Но потом, вспоминая, с каким загадочным видом и как внезапно переменившись в лице она произнесла слова: «А, разве что поэтому…», я заподозрил, что по «Космографу» пронесся слух, будто Альдо Нути через кого-то пытается пробраться на кинофабрику.
Это подозрение сильно обескуражило меня.
Почему, собственно, она решила справиться именно у меня (если моя догадка насчет Альдо Нути верна), является ли профессия актера столь никчемной и подлой, что любая тварь, пожелай она того, вправе считать себя актером? Выходит, чувство моей дружеской привязанности к Джорджо Мирелли не было для нее секретом?
У меня нет и не было оснований так считать. Я задал ей несколько наводящих вопросов в надежде прояснить ситуацию, но не могу сказать, чтобы ее ответы внесли хоть какую-то определенность.
Не знаю почему, но мне было неприятно, чтобы она знала о моей дружбе с Джорджо Мирелли в пору его юности, а также о том, что маленькая вилла в Сорренто была мне почти как родной дом, в который она внесла смятение, разруху и смерть.
Я сказал «не знаю почему», но это не совсем так. Мне известно — почему, и я уже говорил об этом раньше. Скажу еще раз. Я не люблю эту женщину и вряд ли сумею полюбить. Но я не испытываю к ней и ненависти. А здесь ее все ненавидят. Уже одного этого было бы достаточно, чтобы я стал относиться к ней иначе. В суждениях о людях я всегда старался выйти за пределы своих привязанностей, старался в шумном, хаотичном круговороте жизни, где все отчетливей слышатся слезы и приглушенный смех, уловить как можно больше других нот, независимо от того, приятны они мне на слух или нет.
Да, я знал Джорджо Мирелли.
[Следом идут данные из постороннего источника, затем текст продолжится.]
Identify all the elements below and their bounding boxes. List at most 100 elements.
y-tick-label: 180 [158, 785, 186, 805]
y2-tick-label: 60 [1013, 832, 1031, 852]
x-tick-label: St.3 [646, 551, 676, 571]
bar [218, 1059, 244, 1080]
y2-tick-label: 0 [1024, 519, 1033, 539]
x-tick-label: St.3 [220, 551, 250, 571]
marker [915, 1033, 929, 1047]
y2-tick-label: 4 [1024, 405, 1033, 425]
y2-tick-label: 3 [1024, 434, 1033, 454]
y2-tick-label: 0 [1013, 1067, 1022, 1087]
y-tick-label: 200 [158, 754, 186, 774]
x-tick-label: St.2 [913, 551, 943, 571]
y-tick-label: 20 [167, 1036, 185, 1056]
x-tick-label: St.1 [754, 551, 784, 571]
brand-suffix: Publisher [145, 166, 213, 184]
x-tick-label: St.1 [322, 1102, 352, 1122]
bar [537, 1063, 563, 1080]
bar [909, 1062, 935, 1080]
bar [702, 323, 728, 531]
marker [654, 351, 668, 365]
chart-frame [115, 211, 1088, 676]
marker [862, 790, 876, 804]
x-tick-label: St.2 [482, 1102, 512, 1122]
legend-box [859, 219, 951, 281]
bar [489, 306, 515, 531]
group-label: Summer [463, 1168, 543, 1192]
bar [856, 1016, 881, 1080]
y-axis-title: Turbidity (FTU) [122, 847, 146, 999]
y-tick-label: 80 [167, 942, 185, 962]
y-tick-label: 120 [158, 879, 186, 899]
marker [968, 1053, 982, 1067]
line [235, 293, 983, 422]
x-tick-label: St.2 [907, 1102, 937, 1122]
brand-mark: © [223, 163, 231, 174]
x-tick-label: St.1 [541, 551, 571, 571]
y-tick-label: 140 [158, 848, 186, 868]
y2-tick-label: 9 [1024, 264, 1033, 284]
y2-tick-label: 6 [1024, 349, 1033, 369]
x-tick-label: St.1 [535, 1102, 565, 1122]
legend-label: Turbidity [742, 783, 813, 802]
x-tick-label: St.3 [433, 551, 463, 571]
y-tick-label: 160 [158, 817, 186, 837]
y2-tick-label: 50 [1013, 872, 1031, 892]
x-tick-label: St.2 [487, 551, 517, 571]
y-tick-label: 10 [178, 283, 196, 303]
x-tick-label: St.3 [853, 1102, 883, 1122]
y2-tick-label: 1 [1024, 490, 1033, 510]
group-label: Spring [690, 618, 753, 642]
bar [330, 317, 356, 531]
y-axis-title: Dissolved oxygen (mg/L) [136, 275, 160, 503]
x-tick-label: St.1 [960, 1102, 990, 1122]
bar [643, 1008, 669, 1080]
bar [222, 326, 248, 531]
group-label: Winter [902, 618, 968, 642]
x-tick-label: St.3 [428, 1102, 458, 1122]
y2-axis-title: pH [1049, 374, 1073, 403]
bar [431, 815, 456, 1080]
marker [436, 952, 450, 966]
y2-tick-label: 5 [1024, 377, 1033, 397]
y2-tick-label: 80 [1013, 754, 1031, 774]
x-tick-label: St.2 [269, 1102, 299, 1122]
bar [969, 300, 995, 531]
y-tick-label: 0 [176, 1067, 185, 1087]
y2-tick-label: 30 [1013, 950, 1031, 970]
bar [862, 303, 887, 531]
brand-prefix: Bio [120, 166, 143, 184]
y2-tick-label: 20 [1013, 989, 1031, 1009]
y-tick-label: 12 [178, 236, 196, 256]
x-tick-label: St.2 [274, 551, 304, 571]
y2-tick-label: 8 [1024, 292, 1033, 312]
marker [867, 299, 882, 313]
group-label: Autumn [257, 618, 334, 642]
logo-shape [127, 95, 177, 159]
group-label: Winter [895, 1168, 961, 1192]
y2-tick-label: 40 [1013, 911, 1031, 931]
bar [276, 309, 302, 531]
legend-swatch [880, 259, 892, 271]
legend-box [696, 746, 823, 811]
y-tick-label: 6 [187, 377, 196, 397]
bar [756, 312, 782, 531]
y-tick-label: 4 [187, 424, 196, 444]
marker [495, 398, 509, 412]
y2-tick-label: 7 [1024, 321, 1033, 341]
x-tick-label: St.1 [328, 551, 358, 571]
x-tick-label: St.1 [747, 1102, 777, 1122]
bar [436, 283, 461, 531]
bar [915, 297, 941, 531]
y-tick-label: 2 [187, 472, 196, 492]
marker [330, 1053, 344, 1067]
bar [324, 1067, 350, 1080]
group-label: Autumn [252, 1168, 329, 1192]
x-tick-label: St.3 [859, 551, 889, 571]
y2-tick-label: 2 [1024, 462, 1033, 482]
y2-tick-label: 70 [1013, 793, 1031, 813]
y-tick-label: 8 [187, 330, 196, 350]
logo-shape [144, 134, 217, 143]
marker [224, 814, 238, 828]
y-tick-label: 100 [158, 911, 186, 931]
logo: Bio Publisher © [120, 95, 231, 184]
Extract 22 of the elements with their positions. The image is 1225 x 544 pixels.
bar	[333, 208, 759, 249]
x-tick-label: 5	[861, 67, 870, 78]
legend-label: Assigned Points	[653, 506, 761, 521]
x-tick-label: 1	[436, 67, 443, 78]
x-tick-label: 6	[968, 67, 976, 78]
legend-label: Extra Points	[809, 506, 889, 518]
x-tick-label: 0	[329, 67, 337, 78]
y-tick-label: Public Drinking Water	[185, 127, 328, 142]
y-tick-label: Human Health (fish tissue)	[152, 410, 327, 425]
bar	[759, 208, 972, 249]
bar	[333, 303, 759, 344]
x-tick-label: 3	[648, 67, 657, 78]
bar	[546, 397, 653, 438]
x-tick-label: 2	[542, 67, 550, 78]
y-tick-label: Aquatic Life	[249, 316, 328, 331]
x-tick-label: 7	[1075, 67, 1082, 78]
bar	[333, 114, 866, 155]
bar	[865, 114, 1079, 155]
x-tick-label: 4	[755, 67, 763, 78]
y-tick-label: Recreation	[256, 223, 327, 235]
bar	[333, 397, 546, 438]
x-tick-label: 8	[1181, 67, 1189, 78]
Но каким я его знал? Таким, каким он был по отношению ко мне. Каким я его воспринимал и любил. Но кем и каким он был по отношению к этой женщине, которая сумела его полюбить? Это мне неизвестно.
Бесспорно, он не был — не мог быть — одинаковым для меня и для нее. Так как же я могу судить об этой женщине, исходя из того, что знаю об их отношениях? Мы все имеем ложное представление о цельности человека. Любая цельность определяется соотношением составляющих ее элементов. Отсюда следует, что, как только это соотношение слегка меняется, мы имеем дело уже с другой личностью, с другим человеком. Этим можно объяснить, что человек, которого любил я за определенные его качества, из-за тех же качеств мог быть ненавистен другому. Я (тот, кто любит) и тот, кто ненавидит, — не один и тот же человек, нас двое. Аналогичным образом, человек, которого люблю я и которого другой ненавидит, — тоже не один человек. Их тоже двое. Мы никогда не знаем, в каком свете нас представляют другие, какой реальностью они нас наделяют.